At 90 seconds away in 2023, this was closer to midnight than even the high-wire days of nuclear proliferation in the 1950s. In the early Nineties, the clock moved away from danger, and was set at 17 minutes from midnight in 1991 where it remained for four years.

Where did the Doomsday Clock come from?

The clock was first established in 1947, by members of the Bulletin of the Atomic Scientists. While it does publish a journal, the Bulletin is really a collection of concerned experts, formed at the beginning of the nuclear age and including many of the world’s most famous scientists, such as Albert Einstein and J Robert Oppenheimer.

The clock was dreamt up as part of a design for the cover of the magazine, and drawn by artist Martyl Langsdorf who had worked on the Manhattan Project to create the atomic bomb. The first announcement was for seven minutes to midnight, though Langsdorf said that time was chosen more for aesthetics than any reflection of danger, because it “looked good to my eye”.

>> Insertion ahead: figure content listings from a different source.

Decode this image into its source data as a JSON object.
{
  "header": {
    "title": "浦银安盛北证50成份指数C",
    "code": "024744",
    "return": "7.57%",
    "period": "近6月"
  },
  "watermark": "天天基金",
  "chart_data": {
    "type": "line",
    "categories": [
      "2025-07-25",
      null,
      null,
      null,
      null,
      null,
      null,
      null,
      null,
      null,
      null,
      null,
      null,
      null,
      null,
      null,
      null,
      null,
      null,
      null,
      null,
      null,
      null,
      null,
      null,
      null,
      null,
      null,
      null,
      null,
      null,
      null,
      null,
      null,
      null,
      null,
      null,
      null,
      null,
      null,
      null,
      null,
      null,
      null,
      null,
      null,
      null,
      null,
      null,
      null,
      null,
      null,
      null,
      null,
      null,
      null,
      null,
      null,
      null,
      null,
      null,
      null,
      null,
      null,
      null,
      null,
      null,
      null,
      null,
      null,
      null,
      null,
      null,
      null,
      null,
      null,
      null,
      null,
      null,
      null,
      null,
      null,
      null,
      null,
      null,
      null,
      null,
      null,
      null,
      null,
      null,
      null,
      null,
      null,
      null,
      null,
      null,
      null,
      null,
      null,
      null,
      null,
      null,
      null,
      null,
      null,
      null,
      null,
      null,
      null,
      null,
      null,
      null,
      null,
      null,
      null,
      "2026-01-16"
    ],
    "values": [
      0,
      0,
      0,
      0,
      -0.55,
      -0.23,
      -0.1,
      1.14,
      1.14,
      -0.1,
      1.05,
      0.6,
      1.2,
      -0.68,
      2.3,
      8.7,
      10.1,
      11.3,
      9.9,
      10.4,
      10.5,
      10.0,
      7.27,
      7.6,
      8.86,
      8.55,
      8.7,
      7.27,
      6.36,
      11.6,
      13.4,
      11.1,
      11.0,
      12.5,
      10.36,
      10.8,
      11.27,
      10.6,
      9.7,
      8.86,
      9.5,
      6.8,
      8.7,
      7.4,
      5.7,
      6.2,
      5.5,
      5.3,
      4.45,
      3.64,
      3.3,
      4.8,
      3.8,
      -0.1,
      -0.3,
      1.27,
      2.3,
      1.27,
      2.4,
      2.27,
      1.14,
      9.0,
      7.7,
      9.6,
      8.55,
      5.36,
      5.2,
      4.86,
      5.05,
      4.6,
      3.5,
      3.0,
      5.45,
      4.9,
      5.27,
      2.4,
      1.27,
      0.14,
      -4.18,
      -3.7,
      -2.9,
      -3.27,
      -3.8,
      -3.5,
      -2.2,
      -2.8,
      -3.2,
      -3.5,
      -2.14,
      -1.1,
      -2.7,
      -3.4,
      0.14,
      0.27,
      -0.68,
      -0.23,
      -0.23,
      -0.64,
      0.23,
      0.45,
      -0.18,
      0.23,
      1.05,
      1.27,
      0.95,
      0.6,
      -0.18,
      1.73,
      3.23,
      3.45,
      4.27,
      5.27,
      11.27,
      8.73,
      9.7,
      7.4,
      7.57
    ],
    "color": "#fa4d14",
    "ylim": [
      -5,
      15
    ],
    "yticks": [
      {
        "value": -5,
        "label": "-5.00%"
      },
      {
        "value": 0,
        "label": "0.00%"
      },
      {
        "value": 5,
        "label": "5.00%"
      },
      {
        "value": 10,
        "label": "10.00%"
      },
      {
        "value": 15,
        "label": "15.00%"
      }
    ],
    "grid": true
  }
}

Since then, the time has moved annually. The changes were initially decided by the editor, Eugene Rabinowitch – but since 1973, a board of experts have made the decision in collaboration, publishing a long justification and warning at the same time.

The metaphor of the Doomsday Clock has infiltrated popular culture from the comic book and TV series,Watchmen, to Linkin Park’s album Minutes to Midnight.

What does the Doomsday Clock represent?

It is intended as a symbol of how much danger humanity finds itself in. In so doing, it aims to capture threats posed to humanity.

While it was created in response to the danger of nuclear war, the clock has changed over time to adjust to whatever form those threats take.

Along with nuclear dangers, in recent decades it has also incorporated the threats posed by the climate crisis, artificial intelligence and pandemics.

Where will it go from here?

Nobody knows. When the clock’s new time is announced each year, scientists are eager to stress that it is meant as a call to action and a warning to politicians that danger is coming but it is within their power to do something about it.The Bulletin is also keen to stress that the clock is not meant as a prediction of the future but an indication of where we are now. On its website, it likens itself to a “doctor making a diagnosis”.

“We look at data, as physicians look at lab tests and x-rays, and also take harder-to-quantify factors into account, as physicians do when talking with patients and family members,” according to the Bulletin’s explanation.

“We consider as many symptoms, measurements, and circumstances as we can. Then we come to a judgment that sums up what could happen if leaders and citizens don’t take action to treat the conditions.”